Ich wurde wieder im Internet fündig. Jule, eine einjährige Hündin, die es nicht gut gehabt hatte in ihrem bisherigen Leben. Rauhaarig, braunweiß und für jede Streicheleinheit dankbar. Sie lebte sich dank Billy‘s Hilfe sehr schnell bei uns ein und lernte, dass Menschen auch sehr nett sein können.

Billy hatte ich kastrieren lassen, da ich keinen ungewollten Nachwuchs wollte. Die beiden waren bezaubernd miteinander, schliefen in einem Körbchen und spielten stundenlang zusammen.

Da die Kromis mich immer noch interessierten, schaute ich öfter im Internet nach den Hunden, die fast mein geworden wären.

Eines Tages stieß ich auf die Seite der IGRK. Ich fand den Inhalt sehr interessant, denn hier wurde erstmals über den gesundheitlichen Hintergrund der Rasse berichtet. Die Idee des Einkreuzens fand ich sehr vernünftig und da auch Mischlinge gesucht wurden, um die Gesundheit und das Wesen zu verbessern, nahm ich Kontakt auf. 

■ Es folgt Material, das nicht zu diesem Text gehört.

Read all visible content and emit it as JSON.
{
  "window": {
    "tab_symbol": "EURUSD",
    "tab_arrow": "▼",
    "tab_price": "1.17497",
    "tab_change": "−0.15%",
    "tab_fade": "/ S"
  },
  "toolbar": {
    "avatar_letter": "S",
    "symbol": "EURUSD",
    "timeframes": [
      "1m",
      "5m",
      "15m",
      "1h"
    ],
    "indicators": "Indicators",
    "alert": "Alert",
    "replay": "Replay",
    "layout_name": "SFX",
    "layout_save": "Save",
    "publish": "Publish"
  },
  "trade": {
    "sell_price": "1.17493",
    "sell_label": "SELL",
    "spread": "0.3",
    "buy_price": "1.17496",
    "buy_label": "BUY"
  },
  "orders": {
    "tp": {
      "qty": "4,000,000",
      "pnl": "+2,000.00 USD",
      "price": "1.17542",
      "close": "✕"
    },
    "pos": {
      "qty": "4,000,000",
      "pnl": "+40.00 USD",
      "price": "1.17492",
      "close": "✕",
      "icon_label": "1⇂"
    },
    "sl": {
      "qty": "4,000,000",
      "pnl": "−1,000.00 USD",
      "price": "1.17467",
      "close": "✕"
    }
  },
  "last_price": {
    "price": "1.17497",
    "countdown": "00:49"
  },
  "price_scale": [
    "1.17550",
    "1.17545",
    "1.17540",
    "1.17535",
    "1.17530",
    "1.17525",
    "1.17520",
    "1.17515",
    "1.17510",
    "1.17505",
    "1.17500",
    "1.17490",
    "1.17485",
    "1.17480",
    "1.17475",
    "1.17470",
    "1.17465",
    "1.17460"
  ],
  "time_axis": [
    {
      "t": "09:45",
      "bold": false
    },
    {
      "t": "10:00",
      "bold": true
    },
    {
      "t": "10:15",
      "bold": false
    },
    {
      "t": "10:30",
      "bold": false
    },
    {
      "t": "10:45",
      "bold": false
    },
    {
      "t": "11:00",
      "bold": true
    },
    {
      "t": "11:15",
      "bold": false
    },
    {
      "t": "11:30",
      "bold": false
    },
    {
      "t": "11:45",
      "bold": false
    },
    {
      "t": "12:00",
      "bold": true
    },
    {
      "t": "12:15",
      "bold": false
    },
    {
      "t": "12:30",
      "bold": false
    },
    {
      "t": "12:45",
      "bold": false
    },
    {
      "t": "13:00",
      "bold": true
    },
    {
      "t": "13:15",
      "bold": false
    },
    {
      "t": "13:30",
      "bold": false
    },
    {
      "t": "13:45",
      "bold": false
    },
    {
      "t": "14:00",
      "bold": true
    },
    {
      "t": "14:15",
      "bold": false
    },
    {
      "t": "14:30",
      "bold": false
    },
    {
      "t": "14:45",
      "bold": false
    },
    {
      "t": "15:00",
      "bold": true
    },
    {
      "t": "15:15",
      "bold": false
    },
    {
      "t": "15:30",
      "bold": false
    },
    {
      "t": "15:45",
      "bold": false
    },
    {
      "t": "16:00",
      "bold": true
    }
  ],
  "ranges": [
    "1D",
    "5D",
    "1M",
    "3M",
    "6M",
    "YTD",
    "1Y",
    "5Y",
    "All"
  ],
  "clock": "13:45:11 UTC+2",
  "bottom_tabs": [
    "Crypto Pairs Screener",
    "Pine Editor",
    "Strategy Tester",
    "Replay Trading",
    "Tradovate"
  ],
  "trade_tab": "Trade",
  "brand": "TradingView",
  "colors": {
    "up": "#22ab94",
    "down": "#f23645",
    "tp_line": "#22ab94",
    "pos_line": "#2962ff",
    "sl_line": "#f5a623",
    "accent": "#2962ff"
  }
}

Nachdem Jule die Augenuntersuchung auf Katarakt und auch die tierärztliche Untersuchung  samt großen Blutbild bestanden hatte, wurde sie von Frau Krahs-Dugger, einer langjährigen Züchterin, gesichtet. Jule überzeugte durch ihr freundliches Wesen und ihr sicheres Auftreten und sollte im darauf folgenden Jahr zur Zucht eingesetzt werden. Lux vom Stockener Berg, ein achtjähriger, freundlicher und gesunder reinrassiger Kromfohrländer Rüde, sollte der Vater von Jules Welpen werden. Jule schenkte uns am 30.3.2009 sieben putzmuntere Babys, zwei Mädels und 5 Buben.

Die Aufzucht der Kleinen machte mir sehr viel Spaß und wir unternahmen viele Ausflüge. Es ging in den Wald, ins Café, zur Schule meines Sohnes, wir unternahmen Fahrten mit dem Auto und setzten uns an eine viel befahrene Straße und beobachteten den Straßenverkehr.

Mein Züchterherz war entflammt!

Adele durfte bei uns bleiben. Sie ist ein toller Hund, der alles mitmacht, ob am Pferd oder in der Stadt, auch im größten Gewühl, ist sie total entspannt. Sie machte mit meinem damals 10 jährigen Sohn einen Hundetrickkursus in der Hundeschule, ist sehr gelehrig und aufmerksam. Mit ihrem Charme und ihrer Ausstrahlung wickelt sie jeden ein. Ein toller Hund eben!
Nun ist mein Adelchen bereits vierzehn einhalb Jahre alt, hört etwas schwer, ist aber ansonsten noch super gut drauf. Sie ist mein Herzenshund und ich liebe sie sehr. Unvorstellbar, das sie irgendwann nicht mehr bei uns sein könnte.

Mittlerweile ist Brixi vom Huvenhoop bei uns eingezogen, eine Enkeltochter von Julchen und eine absolute Ulknudel. Im privaten der lustigste Hund, aber bei fremden Personen kromitypisch distanziert.

Auch Juljetta, eine Ur-Ur-Enkeltochter von Julchen ist bei uns geblieben. Sie hat soviel Ähnlichkeit im Wesen mit Jule, ist sehr souverän und hat viele ihrer Eigenheiten übernommen.

Im Nachhinein denke ich, es sollte so sein, dass ich mit Jule den Genpool der Rasse erweitere, und dazu beitrage, dass diese tollen Hunde wieder gesünder und wesensfester werden.
Aber in der Zeit, in der ich auf einen Kromi wartete, verstand ich das natürlich nicht.

Nun haben wir schon einige Würfe aufgezogen und ich freue mich immer wieder, wenn ich einen „allerbesten Freund“ in die passende Familie abgebe.

Es ist einfach nur wundervoll mit diesen Hunden zu leben, wir sind uns sehr nah und verstehen uns ohne viele Worte.

Ich hoffe, bei uns werden noch viele freundliche Familienhunde aufwachsen und als allerbeste Freunde ausziehen.